Exhaló un suspiro y pasó la yema del pulgar con mucha ternura por mi mejilla.

– Pobre niña. No es culpa tuya.

Nos abrazamos. En aquel instante, el olvidado medallón se deslizó de mi faja. Golpeó contra el suelo de mármol y trazó un círculo perfecto antes de caer de lado.

Su aparición me avergonzó. Movido por la curiosidad, mi padre lo recogió y lo miró con atención. Luego entrecerró los ojos y echó ligeramente la cabeza hacia atrás, como si quisiera eludir un golpe. Tardó unos momentos en hablar.

– ¿Lo ves? -dijo con voz baja y suave-. Este es el resultado de la cólera. Terribles actos de violencia.

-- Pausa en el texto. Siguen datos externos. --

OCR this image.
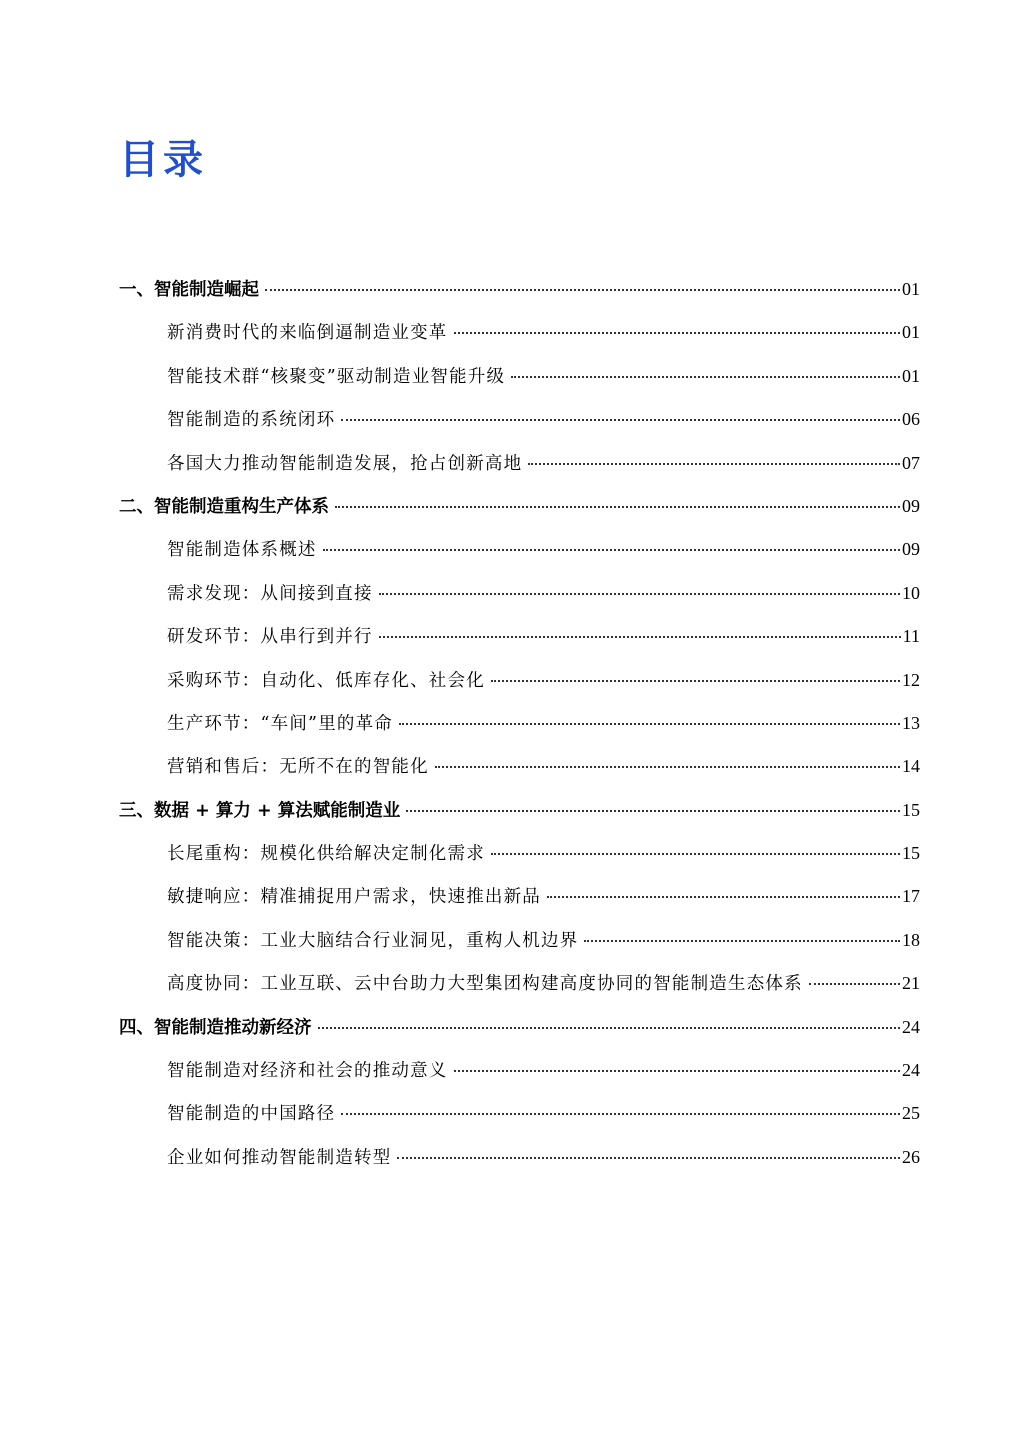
目录
一、智能制造崛起	01
新消费时代的来临倒逼制造业变革	01
智能技术群“核聚变”驱动制造业智能升级	01
智能制造的系统闭环	06
各国大力推动智能制造发展，抢占创新高地	07
二、智能制造重构生产体系	09
智能制造体系概述	09
需求发现：从间接到直接	10
研发环节：从串行到并行	11
采购环节：自动化、低库存化、社会化	12
生产环节：“车间”里的革命	13
营销和售后：无所不在的智能化	14
三、数据 + 算力 + 算法赋能制造业	15
长尾重构：规模化供给解决定制化需求	15
敏捷响应：精准捕捉用户需求，快速推出新品	17
智能决策：工业大脑结合行业洞见，重构人机边界	18
高度协同：工业互联、云中台助力大型集团构建高度协同的智能制造生态体系	21
四、智能制造推动新经济	24
智能制造对经济和社会的推动意义	24
智能制造的中国路径	25
企业如何推动智能制造转型	26
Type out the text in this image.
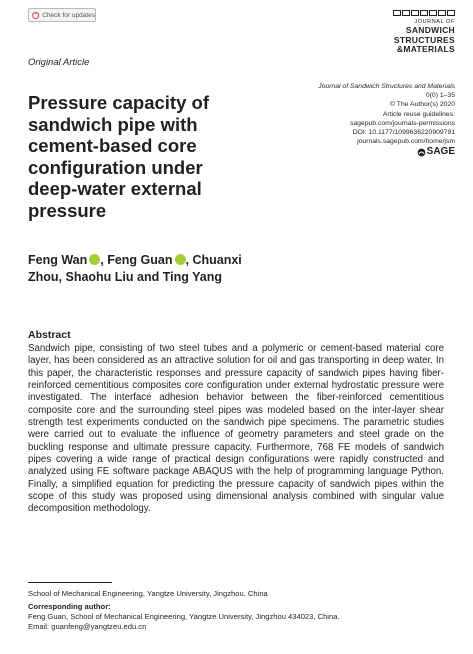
Check for updates
JOURNAL OF
SANDWICH
STRUCTURES
&MATERIALS
Original Article
Pressure capacity of sandwich pipe with cement-based core configuration under deep-water external pressure
Journal of Sandwich Structures and Materials
0(0) 1–35
© The Author(s) 2020
Article reuse guidelines:
sagepub.com/journals-permissions
DOI: 10.1177/1099636220909791
journals.sagepub.com/home/jsm
SAGE
Feng Wan , Feng Guan , Chuanxi Zhou, Shaohu Liu and Ting Yang
Abstract
Sandwich pipe, consisting of two steel tubes and a polymeric or cement-based material core layer, has been considered as an attractive solution for oil and gas transporting in deep water. In this paper, the characteristic responses and pressure capacity of sandwich pipes having fiber-reinforced cementitious composites core configuration under external hydrostatic pressure were investigated. The interface adhesion behavior between the fiber-reinforced cementitious composite core and the surrounding steel pipes was modeled based on the inter-layer shear strength test experiments conducted on the sandwich pipe specimens. The parametric studies were carried out to evaluate the influence of geometry parameters and steel grade on the buckling response and ultimate pressure capacity. Furthermore, 768 FE models of sandwich pipes covering a wide range of practical design configurations were rapidly constructed and analyzed using FE software package ABAQUS with the help of programming language Python. Finally, a simplified equation for predicting the pressure capacity of sandwich pipes within the scope of this study was proposed using dimensional analysis combined with singular value decomposition methodology.
School of Mechanical Engineering, Yangtze University, Jingzhou, China
Corresponding author:
Feng Guan, School of Mechanical Engineering, Yangtze University, Jingzhou 434023, China.
Email: guanfeng@yangtzeu.edu.cn
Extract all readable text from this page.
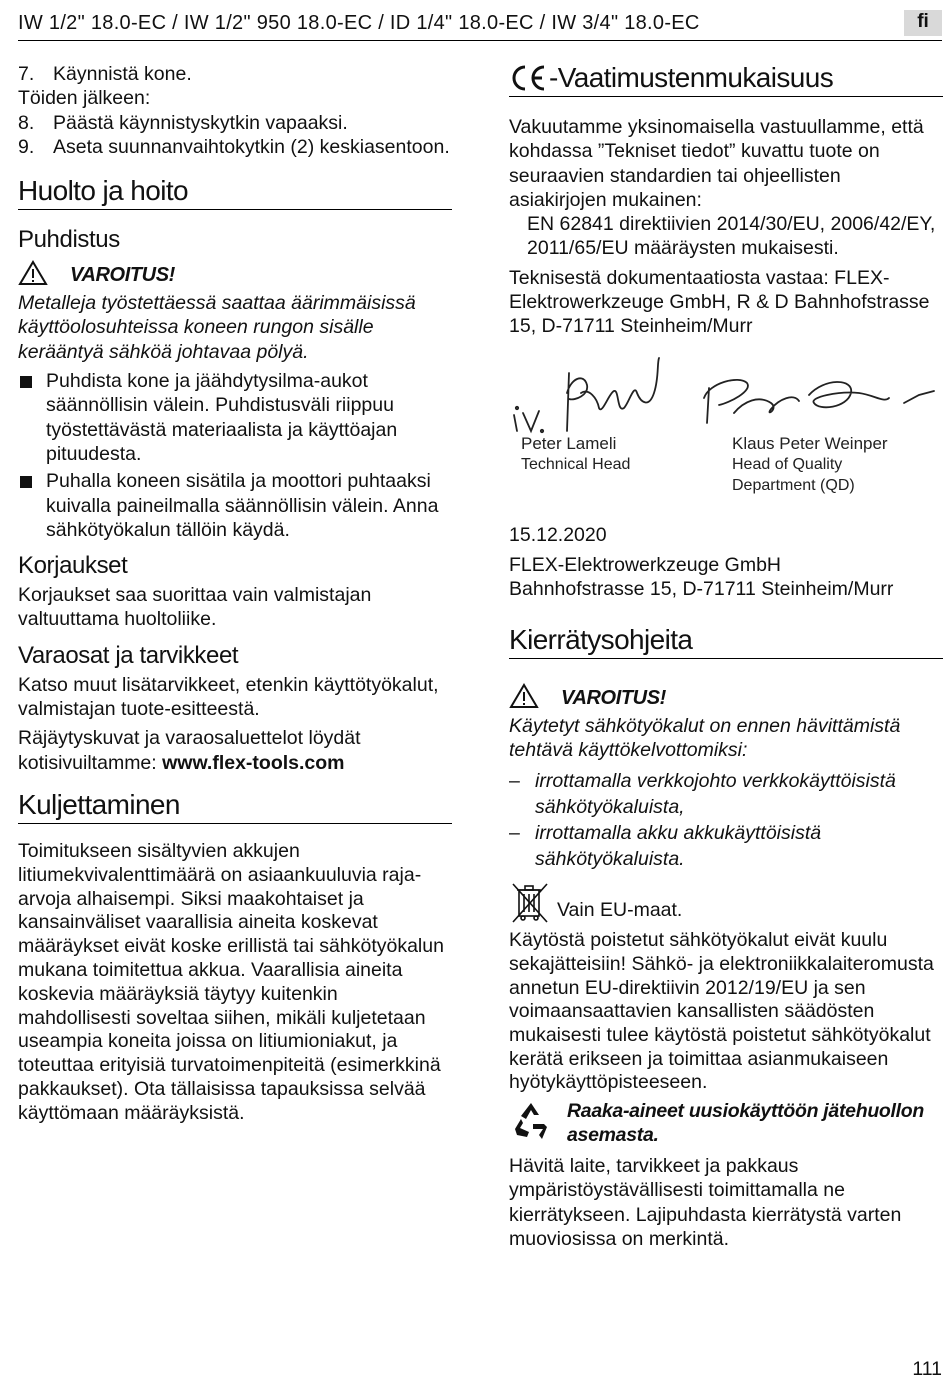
IW 1/2" 18.0-EC / IW 1/2" 950 18.0-EC / ID 1/4" 18.0-EC / IW 3/4" 18.0-EC	fi
7. Käynnistä kone.
Töiden jälkeen:
8. Päästä käynnistyskytkin vapaaksi.
9. Aseta suunnanvaihtokytkin (2) keskiasentoon.
Huolto ja hoito
Puhdistus
VAROITUS!

Metalleja työstettäessä saattaa äärimmäisissä käyttöolosuhteissa koneen rungon sisälle kerääntyä sähköä johtavaa pölyä.

Puhdista kone ja jäähdytysilma-aukot säännöllisin välein. Puhdistusväli riippuu työstettävästä materiaalista ja käyttöajan pituudesta.
Puhalla koneen sisätila ja moottori puhtaaksi kuivalla paineilmalla säännöllisin välein. Anna sähkötyökalun tällöin käydä.
Korjaukset

Korjaukset saa suorittaa vain valmistajan valtuuttama huoltoliike.

Varaosat ja tarvikkeet

Katso muut lisätarvikkeet, etenkin käyttötyökalut, valmistajan tuote-esitteestä.

Räjäytyskuvat ja varaosaluettelot löydät kotisivuiltamme: www.flex-tools.com

Kuljettaminen

Toimitukseen sisältyvien akkujen litiumekvivalenttimäärä on asiaankuuluvia raja-arvoja alhaisempi. Siksi maakohtaiset ja kansainväliset vaarallisia aineita koskevat määräykset eivät koske erillistä tai sähkötyökalun mukana toimitettua akkua. Vaarallisia aineita koskevia määräyksiä täytyy kuitenkin mahdollisesti soveltaa siihen, mikäli kuljetetaan useampia koneita joissa on litiumioniakut, ja toteuttaa erityisiä turvatoimenpiteitä (esimerkkinä pakkaukset). Ota tällaisissa tapauksissa selvää käyttömaan määräyksistä.

-Vaatimustenmukaisuus

Vakuutamme yksinomaisella vastuullamme, että kohdassa ”Tekniset tiedot” kuvattu tuote on seuraavien standardien tai ohjeellisten asiakirjojen mukainen:

EN 62841 direktiivien 2014/30/EU, 2006/42/EY, 2011/65/EU määräysten mukaisesti.

Teknisestä dokumentaatiosta vastaa: FLEX-Elektrowerkzeuge GmbH, R & D Bahnhofstrasse 15, D-71711 Steinheim/Murr

Peter Lameli
Technical Head
Klaus Peter Weinper
Head of Quality Department (QD)

15.12.2020

FLEX-Elektrowerkzeuge GmbH

Bahnhofstrasse 15, D-71711 Steinheim/Murr

Kierrätysohjeita
VAROITUS!

Käytetyt sähkötyökalut on ennen hävittämistä tehtävä käyttökelvottomiksi:

– irrottamalla verkkojohto verkkokäyttöisistä sähkötyökaluista,
– irrottamalla akku akkukäyttöisistä sähkötyökaluista.
Vain EU-maat.

Käytöstä poistetut sähkötyökalut eivät kuulu sekajätteisiin! Sähkö- ja elektroniikkalaiteromusta annetun EU-direktiivin 2012/19/EU ja sen voimaansaattavien kansallisten säädösten mukaisesti tulee käytöstä poistetut sähkötyökalut kerätä erikseen ja toimittaa asianmukaiseen hyötykäyttöpisteeseen.

Raaka-aineet uusiokäyttöön jätehuollon asemasta.

Hävitä laite, tarvikkeet ja pakkaus ympäristöystävällisesti toimittamalla ne kierrätykseen. Lajipuhdasta kierrätystä varten muoviosissa on merkintä.

111
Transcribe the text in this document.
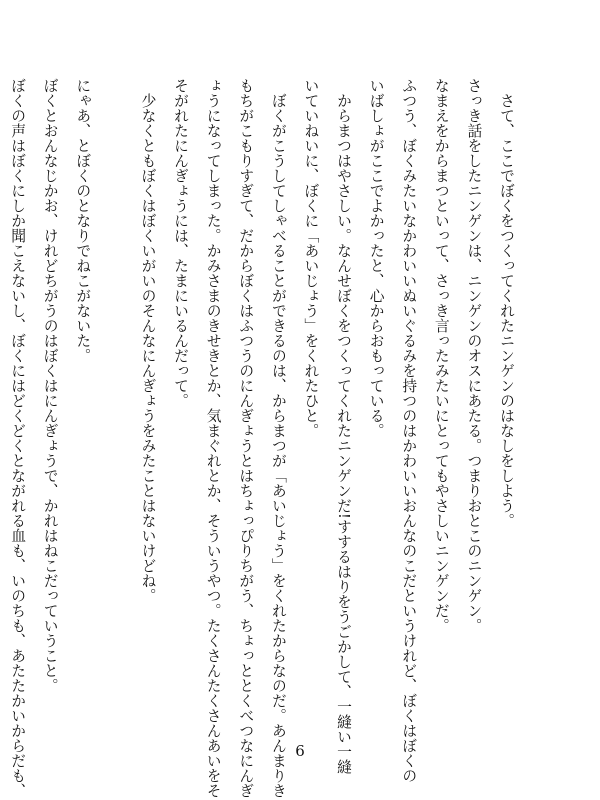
さて、ここでぼくをつくってくれたニンゲンのはなしをしよう。
さっき話をしたニンゲンは、ニンゲンのオスにあたる。つまりおとこのニンゲン。
なまえをからまつといって、さっき言ったみたいにとってもやさしいニンゲンだ。
ふつう、ぼくみたいなかわいいぬいぐるみを持つのはかわいいおんなのこだというけれど、ぼくはぼくの
いばしょがここでよかったと、心からおもっている。
からまつはやさしい。なんせぼくをつくってくれたニンゲンだ!すするはりをうごかして、一縫い一縫
いていねいに、ぼくに「あいじょう」をくれたひと。
ぼくがこうしてしゃべることができるのは、からまつが「あいじょう」をくれたからなのだ。あんまりき
もちがこもりすぎて、だからぼくはふつうのにんぎょうとはちょっぴりちがう、ちょっととくべつなにんぎ
ょうになってしまった。かみさまのきせきとか、気まぐれとか、そういうやつ。たくさんたくさんあいをそ
そがれたにんぎょうには、たまにいるんだって。
少なくともぼくはぼくいがいのそんなにんぎょうをみたことはないけどね。
にゃあ、とぼくのとなりでねこがないた。
ぼくとおんなじかお、けれどちがうのはぼくはにんぎょうで、かれはねこだっていうこと。
ぼくの声はぼくにしか聞こえないし、ぼくにはどくどくとながれる血も、いのちも、あたたかいからだも、	6
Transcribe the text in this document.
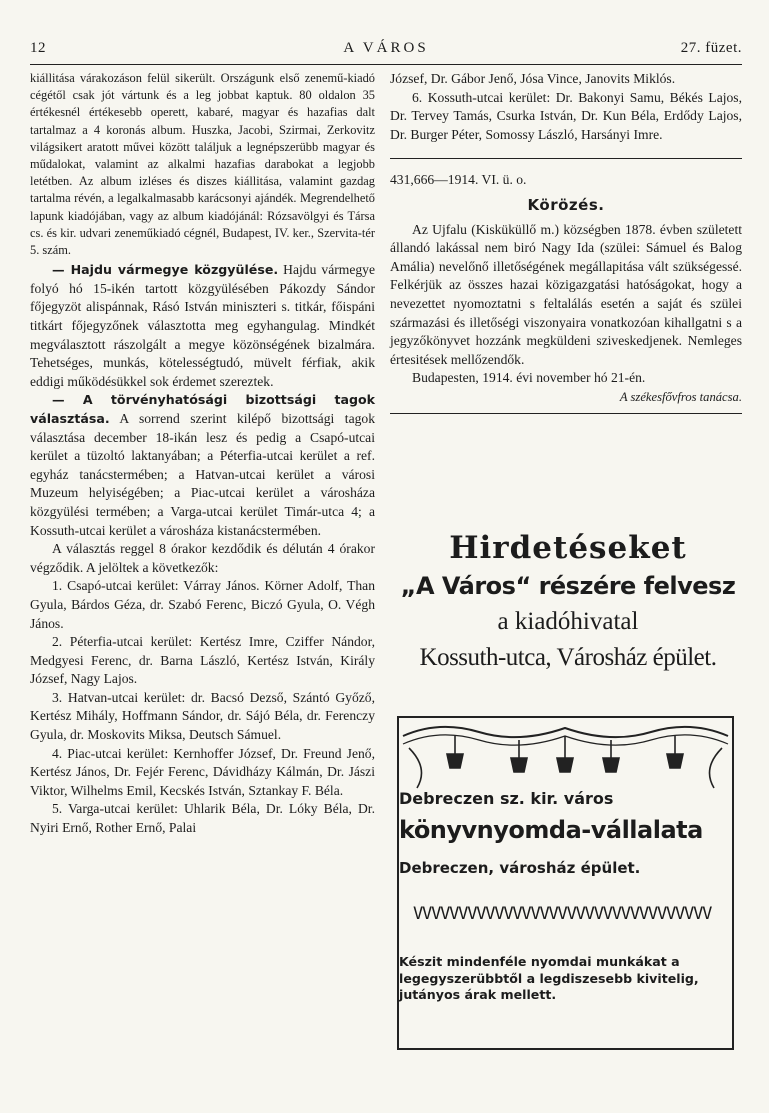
12	A VÁROS	27. füzet.

kiállitása várakozáson felül sikerült. Országunk első zenemű-kiadó cégétől csak jót vártunk és a leg jobbat kaptuk. 80 oldalon 35 értékesnél értékesebb operett, kabaré, magyar és hazafias dalt tartalmaz a 4 koronás album. Huszka, Jacobi, Szirmai, Zerkovitz világsikert aratott művei között találjuk a legnépszerübb magyar és műdalokat, valamint az alkalmi hazafias darabokat a legjobb letétben. Az album izléses és diszes kiállitása, valamint gazdag tartalma révén, a legalkalmasabb karácsonyi ajándék. Megrendelhető lapunk kiadójában, vagy az album kiadójánál: Rózsavölgyi és Társa cs. és kir. udvari zeneműkiadó cégnél, Budapest, IV. ker., Szervita-tér 5. szám.

— Hajdu vármegye közgyülése. Hajdu vármegye folyó hó 15-ikén tartott közgyülésében Pákozdy Sándor főjegyzöt alispánnak, Rásó István miniszteri s. titkár, főispáni titkárt főjegyzőnek választotta meg egyhangulag. Mindkét megválasztott rászolgált a megye közönségének bizalmára. Tehetséges, munkás, kötelességtudó, müvelt férfiak, akik eddigi működésükkel sok érdemet szereztek.

— A törvényhatósági bizottsági tagok választása. A sorrend szerint kilépő bizottsági tagok választása december 18-ikán lesz és pedig a Csapó-utcai kerület a tüzoltó laktanyában; a Péterfia-utcai kerület a ref. egyház tanácstermében; a Hatvan-utcai kerület a városi Muzeum helyiségében; a Piac-utcai kerület a városháza közgyülési termében; a Varga-utcai kerület Timár-utca 4; a Kossuth-utcai kerület a városháza kistanácstermében.

A választás reggel 8 órakor kezdődik és délután 4 órakor végződik. A jelöltek a következők:

1. Csapó-utcai kerület: Várray János. Körner Adolf, Than Gyula, Bárdos Géza, dr. Szabó Ferenc, Biczó Gyula, O. Végh János.

2. Péterfia-utcai kerület: Kertész Imre, Cziffer Nándor, Medgyesi Ferenc, dr. Barna László, Kertész István, Király József, Nagy Lajos.

3. Hatvan-utcai kerület: dr. Bacsó Dezső, Szántó Győző, Kertész Mihály, Hoffmann Sándor, dr. Sájó Béla, dr. Ferenczy Gyula, dr. Moskovits Miksa, Deutsch Sámuel.

4. Piac-utcai kerület: Kernhoffer József, Dr. Freund Jenő, Kertész János, Dr. Fejér Ferenc, Dávidházy Kálmán, Dr. Jászi Viktor, Wilhelms Emil, Kecskés István, Sztankay F. Béla.

5. Varga-utcai kerület: Uhlarik Béla, Dr. Lóky Béla, Dr. Nyiri Ernő, Rother Ernő, Palai

József, Dr. Gábor Jenő, Jósa Vince, Janovits Miklós.

6. Kossuth-utcai kerület: Dr. Bakonyi Samu, Békés Lajos, Dr. Tervey Tamás, Csurka István, Dr. Kun Béla, Erdődy Lajos, Dr. Burger Péter, Somossy László, Harsányi Imre.

431,666—1914. VI. ü. o.

Körözés.

Az Ujfalu (Kisküküllő m.) községben 1878. évben született állandó lakással nem biró Nagy Ida (szülei: Sámuel és Balog Amália) nevelőnő illetőségének megállapitása vált szükségessé. Felkérjük az összes hazai közigazgatási hatóságokat, hogy a nevezettet nyomoztatni s feltalálás esetén a saját és szülei származási és illetőségi viszonyaira vonatkozóan kihallgatni s a jegyzőkönyvet hozzánk megküldeni sziveskedjenek. Nemleges értesitések mellőzendők.

Budapesten, 1914. évi november hó 21-én.

A székesfővfros tanácsa.

Hirdetéseket
„A Város“ részére felvesz
a kiadóhivatal
Kossuth-utca, Városház épület.
Debreczen sz. kir. város
könyvnyomda-vállalata
Debreczen, városház épület.
VVVVVVVVVVVVVVVVVVVVVVVVVVVVVVVVV
Készit mindenféle nyomdai munkákat a legegyszerübbtől a legdiszesebb kivitelig, jutányos árak mellett.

– Sí -repetí, ansiosa por abandonar aquella conversación y volver al cálido sentimiento de la reconciliación-. Madre me relató el asesinato en la catedral. Fue algo terrible.

– Lo fue. No hay ninguna excusa para el asesinato, sea cual sea la provocación. El asesinato es odioso, una abominación a los ojos de Dios. -La pieza de oro brilló con la débil luz de la lámpara-. ¿Te habló del otro lado?

No entendí la pregunta. En un primer momento creí que se refería al reverso del medallón.

– ¿El otro lado?

– Lorenzo. Su amor por el hermano asesinado lo llevó a la locura en los días posteriores. -Cerró los ojos mientras recordaba-. Ochenta hombres en cinco días. Unos pocos eran culpables, pero la mayoría sencillamente sufrieron las consecuencias de no tener los parientes adecuados. Los torturaron sin piedad, los descuartizaron y arrojaron los trozos por las ventanas del palacio de la Signoria. Lo que hicieron con el cadáver del pobre micer Iacopo… -Se estremeció, horrorizado hasta tal punto que no dijo más-. Todo en vano, porque ni siquiera un río de sangre podía resucitar a Juliano. -Abrió los ojos y me miró fijamente-. Hay una vena vengativa en ti, niña. Presta atención a mis palabras. Nada bueno puede salir de la venganza. Ruego a Dios para que te libre de ella. -Puso el medallón de oro en mi palma-. Recuerda lo que te he dicho cada vez que lo mires.